O ex-presidente nacional do PSOL Juliano Medeiros e o deputado federal Ivan Valente (PSOL-SP) entraram com uma ação na PGR (Procuradoria-Geral da República) contra o deputado Nikolas Ferreira (PL-MG) após a veiculação de uma montagem envolvendo o presidente Luiz Inácio Lula da Silva (PT).
A imagem compartilhada por Nikolas simula Lula sendo capturado por agentes federais norte-americanos, assim como aconteceu com o ditador venezuelano Nikolás Maduro e sua esposa, Cilia Flores.
Na ação, Medeiros e Valente acusam o deputado de direita de atentar contra a soberania nacional e contra o Estado Democrático de Direito na rede social X, antigo Twitter. Os filiados ao PSOL entendem que a postagem incita invasão dos Estados Unidos ao Brasil e pedem investigação da PGR.
“A gravidade de sua fala não está apenas na ofensa retórica, mas sim no resultado prático e imediato de fragilizar a legitimidade das instituições nacionais perante a comunidade internacional, abrindo caminho para sanções e constrangimentos de autoridades do Estado brasileiro”, diz trecho da ação, a qual a CNN Brasil teve acesso.
Medeiros e Valente também afirmaram que a conduta de Nikolas pressupõe uma quebra de decoro parlamentar, embora o deputado tenha imunidade. Se confirmada, ambos entendem que ele poderia perder o mandato.
Nas redes sociais, Medeiros escreveu: “Ninguém está acima da lei. Por isso, Ivan Valente e eu estamos apresentando uma representação na PGR contra Nikolas Ferreira. Nenhum parlamentar está protegido pela imunidade do cargo quando se trata de sugerir o sequestro do presidente do Brasil e uma invasão estrangeira, como ele fez em suas redes.”
Outras ações
A deputada Erika Hilton (PSOL) seguiu o mesmo entendimento de Medeiros e Valente ao apresentar uma representação criminal contra Nikolas pelas publicações e o senador Flavio Bolsonaro (PL) na PGR.
Na ação, Erika destacou uma publicação no X de Flávio, na qual ele diz que “Lula será deletado”. O post acompanha uma imagem de Maduro sendo acompanhado por agentes da DEA (Drug Enforcement Administration).
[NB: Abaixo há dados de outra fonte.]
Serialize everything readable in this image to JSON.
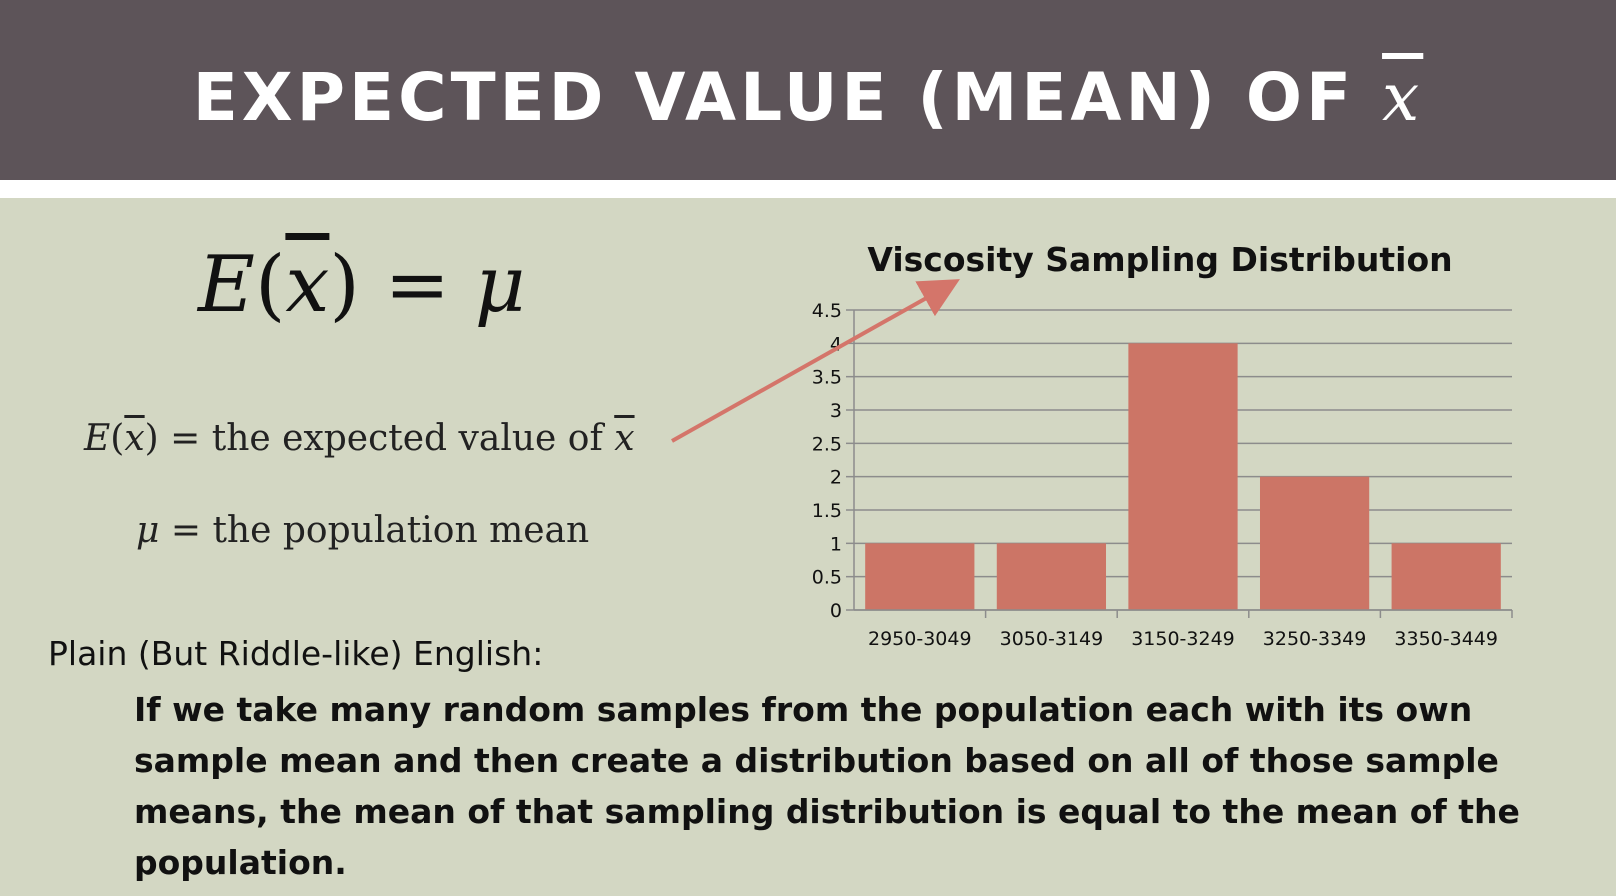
{
  "slide": {
    "title": "EXPECTED VALUE (MEAN) OF",
    "title_symbol": "x"
  },
  "formula": {
    "main_lhs": "E",
    "main_symbol": "x",
    "main_rhs": "= μ",
    "def1_lhs": "E",
    "def1_symbol": "x",
    "def1_text": "= the expected value of",
    "def1_end_symbol": "x",
    "def2_symbol": "μ",
    "def2_text": "= the population mean"
  },
  "explanation": {
    "heading": "Plain (But Riddle-like) English:",
    "body": "If we take many random samples from the population each with its own sample mean and then create a distribution based on all of those sample means, the mean of that sampling distribution is equal to the mean of the population."
  },
  "chart_data": {
    "type": "bar",
    "title": "Viscosity Sampling Distribution",
    "categories": [
      "2950-3049",
      "3050-3149",
      "3150-3249",
      "3250-3349",
      "3350-3449"
    ],
    "values": [
      1,
      1,
      4,
      2,
      1
    ],
    "ylim": [
      0,
      4.5
    ],
    "yticks": [
      "0",
      "0.5",
      "1",
      "1.5",
      "2",
      "2.5",
      "3",
      "3.5",
      "4",
      "4.5"
    ],
    "xlabel": "",
    "ylabel": "",
    "grid": true,
    "bar_color": "#cc7566",
    "annotation_arrow_color": "#d4756a"
  }
}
“A associação textual e visual não é casual, haja vista que a imagem da DEA operando prisões em solo estrangeiro, combinada com a afirmação de que ‘Lula será delatado’, induz o público a conclusão de que autoridades norte-americanas teriam competência para investigar e responsabilizar criminalmente o Presidente do Brasil, em absoluta negação dos poderes constitucionais dado ao judiciário e à jurisdição brasileira”, diz trecho da representação.
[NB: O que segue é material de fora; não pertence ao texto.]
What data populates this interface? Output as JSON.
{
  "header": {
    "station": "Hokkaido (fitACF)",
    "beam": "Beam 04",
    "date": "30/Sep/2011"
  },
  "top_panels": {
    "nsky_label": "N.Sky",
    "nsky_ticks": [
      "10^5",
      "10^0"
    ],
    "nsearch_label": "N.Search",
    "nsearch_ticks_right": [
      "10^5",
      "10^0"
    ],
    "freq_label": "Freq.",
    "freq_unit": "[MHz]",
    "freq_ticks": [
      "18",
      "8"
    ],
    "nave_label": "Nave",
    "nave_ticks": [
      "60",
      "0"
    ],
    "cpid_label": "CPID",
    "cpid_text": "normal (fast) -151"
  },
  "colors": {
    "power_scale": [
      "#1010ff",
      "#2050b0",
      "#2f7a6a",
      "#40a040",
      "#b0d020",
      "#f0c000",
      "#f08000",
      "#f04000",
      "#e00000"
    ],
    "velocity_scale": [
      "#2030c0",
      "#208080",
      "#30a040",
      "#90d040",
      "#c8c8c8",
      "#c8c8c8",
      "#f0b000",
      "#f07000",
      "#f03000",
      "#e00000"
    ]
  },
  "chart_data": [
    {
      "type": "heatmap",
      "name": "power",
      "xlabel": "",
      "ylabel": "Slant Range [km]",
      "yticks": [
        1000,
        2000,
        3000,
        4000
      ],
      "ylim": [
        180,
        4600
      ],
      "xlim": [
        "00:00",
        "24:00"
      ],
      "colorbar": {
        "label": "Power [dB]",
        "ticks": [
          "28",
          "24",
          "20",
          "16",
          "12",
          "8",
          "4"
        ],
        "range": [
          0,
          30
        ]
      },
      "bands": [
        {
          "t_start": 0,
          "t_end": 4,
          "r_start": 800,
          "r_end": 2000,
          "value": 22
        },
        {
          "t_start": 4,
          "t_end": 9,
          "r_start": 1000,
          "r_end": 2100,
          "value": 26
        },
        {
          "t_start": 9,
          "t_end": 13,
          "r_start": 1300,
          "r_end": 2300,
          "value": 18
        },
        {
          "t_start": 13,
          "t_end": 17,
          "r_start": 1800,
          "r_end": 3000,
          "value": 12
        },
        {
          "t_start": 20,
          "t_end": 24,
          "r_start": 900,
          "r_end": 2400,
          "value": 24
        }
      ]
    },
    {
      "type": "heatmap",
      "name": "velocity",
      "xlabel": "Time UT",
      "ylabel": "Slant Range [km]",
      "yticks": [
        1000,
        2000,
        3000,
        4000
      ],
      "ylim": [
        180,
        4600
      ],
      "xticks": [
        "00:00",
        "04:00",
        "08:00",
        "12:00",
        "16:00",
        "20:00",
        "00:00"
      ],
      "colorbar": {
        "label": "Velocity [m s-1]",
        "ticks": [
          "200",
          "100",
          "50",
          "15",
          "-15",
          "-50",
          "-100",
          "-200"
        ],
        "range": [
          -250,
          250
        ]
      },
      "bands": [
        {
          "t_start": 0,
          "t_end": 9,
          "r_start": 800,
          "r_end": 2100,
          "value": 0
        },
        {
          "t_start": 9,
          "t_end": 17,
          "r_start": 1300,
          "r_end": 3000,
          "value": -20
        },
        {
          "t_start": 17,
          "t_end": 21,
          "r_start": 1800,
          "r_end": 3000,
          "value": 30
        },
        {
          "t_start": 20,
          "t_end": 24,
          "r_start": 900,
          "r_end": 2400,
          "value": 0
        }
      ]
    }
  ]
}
Erika pede que a PGR investigue tanto Flávio quanto Nikolas por apologia ao crime de golpe de Estado.
Já o deputado federal e líder do PT na Câmara, Lindbergh Farias, pediu uma instauração de inquérito na PF (Polícia Federal) pelos mesmos motivos contra Nikolas e Flávio, mas acrescentou Eduardo Bolsonaro (PL) na denúncia. Na iniciativa, Lindbergh diz haver uma “clara divisão de tarefas” entre eles.
“Flávio Bolsonaro atua como articulador, Eduardo Bolsonaro como disseminador da retórica de ameaça no exterior e Nikolas Ferreira como amplificador da mensagem traduzida via propaganda visual de impacto”, diz trecho.
No X, Lindbergh Farias pediu pela prisão “por traição e atentado contra a soberania nacional” dos três citados.
Nikolas, então, respondeu na mesma rede social: “Maduro não deve ser preso por ser um ditador, mas eu devo ser preso por um meme. Vão se lascar vão kkkkkkkkk”.
A CNN Brasil tentou contato com as equipes de Flávio, Eduardo e Nikolas Ferreira para um posicionamento, mas não teve resposta até o momento desta publicação. O espaço segue aberto para manifestação.